Testers Top Veggie Picks

by Charlie Nardozzi

Last year, we grew 22 of the newest seed company offerings. The hot temperatures and drought conditions in many parts of the country and the cool, wet spring in other areas adversely affected the growth of some varieties. Despite the tough weather conditions, there were many outstanding introductions that testers deemed worthy enough to buy and grow again. Here, we discuss the testers' top 10 vegetable variety picks for 1996. The chart below summarizes how those winners measured up.

Top Hot Peppers

The hot pepper popularity wave has been riding strong across the country for some time now. This year's results prove the trend continues. Hot peppers--one loved for its hotness, the other for its lack of it--ranked number 1 and number 2 in our testers' trials.

'Senorita' hybrid (60 days from transplant) is a large-sized jalape-o pepper with high yields and a very mild flavor. Testers across the country loved the sturdy plant and the mild but flavorful fruit. "'Senorita' produced a compact plant with large peppers that turned red early and had very little heat but still had a nice jalapeno flavor," notes Joyce Rabellino of Atascadero, California.

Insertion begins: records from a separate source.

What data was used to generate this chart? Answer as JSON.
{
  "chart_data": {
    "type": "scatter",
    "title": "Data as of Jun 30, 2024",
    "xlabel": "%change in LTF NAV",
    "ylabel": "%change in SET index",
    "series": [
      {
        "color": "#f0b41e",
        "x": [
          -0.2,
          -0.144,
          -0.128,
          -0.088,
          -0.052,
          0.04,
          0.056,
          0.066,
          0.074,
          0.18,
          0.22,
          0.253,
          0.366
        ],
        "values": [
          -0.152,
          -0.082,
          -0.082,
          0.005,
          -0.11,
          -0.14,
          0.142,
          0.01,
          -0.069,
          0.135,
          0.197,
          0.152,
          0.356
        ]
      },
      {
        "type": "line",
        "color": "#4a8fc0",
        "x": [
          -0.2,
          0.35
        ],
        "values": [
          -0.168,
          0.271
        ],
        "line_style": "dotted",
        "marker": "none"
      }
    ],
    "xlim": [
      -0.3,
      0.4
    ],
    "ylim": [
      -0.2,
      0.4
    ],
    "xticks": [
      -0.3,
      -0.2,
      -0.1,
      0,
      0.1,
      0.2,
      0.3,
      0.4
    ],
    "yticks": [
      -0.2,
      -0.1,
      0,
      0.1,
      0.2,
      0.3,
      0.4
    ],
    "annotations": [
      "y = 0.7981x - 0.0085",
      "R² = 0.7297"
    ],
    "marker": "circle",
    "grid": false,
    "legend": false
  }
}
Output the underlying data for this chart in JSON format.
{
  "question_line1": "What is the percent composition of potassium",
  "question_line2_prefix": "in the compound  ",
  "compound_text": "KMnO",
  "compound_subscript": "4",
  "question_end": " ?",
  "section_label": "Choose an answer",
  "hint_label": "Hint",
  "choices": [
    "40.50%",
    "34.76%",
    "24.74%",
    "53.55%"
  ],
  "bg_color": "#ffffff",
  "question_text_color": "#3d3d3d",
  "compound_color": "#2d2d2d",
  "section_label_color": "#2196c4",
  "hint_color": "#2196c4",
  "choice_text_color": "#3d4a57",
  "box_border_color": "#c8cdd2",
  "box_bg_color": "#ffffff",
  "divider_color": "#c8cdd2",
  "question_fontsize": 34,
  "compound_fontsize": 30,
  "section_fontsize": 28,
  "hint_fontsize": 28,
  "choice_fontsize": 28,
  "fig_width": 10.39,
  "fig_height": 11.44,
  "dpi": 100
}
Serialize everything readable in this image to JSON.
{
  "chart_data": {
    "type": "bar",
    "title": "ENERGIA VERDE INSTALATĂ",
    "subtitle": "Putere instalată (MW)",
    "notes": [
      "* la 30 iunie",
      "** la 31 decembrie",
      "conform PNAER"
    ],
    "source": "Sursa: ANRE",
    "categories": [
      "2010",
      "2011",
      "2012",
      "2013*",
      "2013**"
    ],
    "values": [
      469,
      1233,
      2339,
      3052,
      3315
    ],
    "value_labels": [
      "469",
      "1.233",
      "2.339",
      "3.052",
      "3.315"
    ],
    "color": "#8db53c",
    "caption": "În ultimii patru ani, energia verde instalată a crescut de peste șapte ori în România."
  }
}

Even testers who didn't like 'Senorita' said it was only because they like hotter jalapenos better. "It was like eating a sweet pepper," explains David Saltzman of Windsor, Connecticut. "I don't see the purpose of a sweet jalapeno."

For gardeners like David, 'Sizzler' hybrid (65t days) was right on target. This large, tapered hot pepper is quick to turn red and produces an abundance of peppers. It consistently outproduced the traditional 'Hungarian Hot Wax' in our test. "Sizzler was a compact plant that produced an amazing amount of huge 10-inch-long, moderately hot peppers that turned red earlier than any other pepper," reports Molly Hackett of Victor, Montana.

The two sweet peppers in our test didn't fare as well. 'Jackpot' hybrid (74t days) produced one of the largest bell peppers around, maturing to an attractive yellow-gold. Testers in the South and West had the best luck with this variety and claimed that the large, thick-walled fruits tasted great. Other testers reported slow fruit set and lower yields compared with standard varieties, such as 'California Wonder'.

'Red Beauty' hybrid (68t days) is known for its ability to turn red two weeks sooner than any other red bell pepper. Most testers agreed the quick-maturing, crisp, meaty fruits were a pleasure to eat, but some testers (especially those in the Northeast and Rocky Mountains) had trouble maturing red fruit and reported low yields.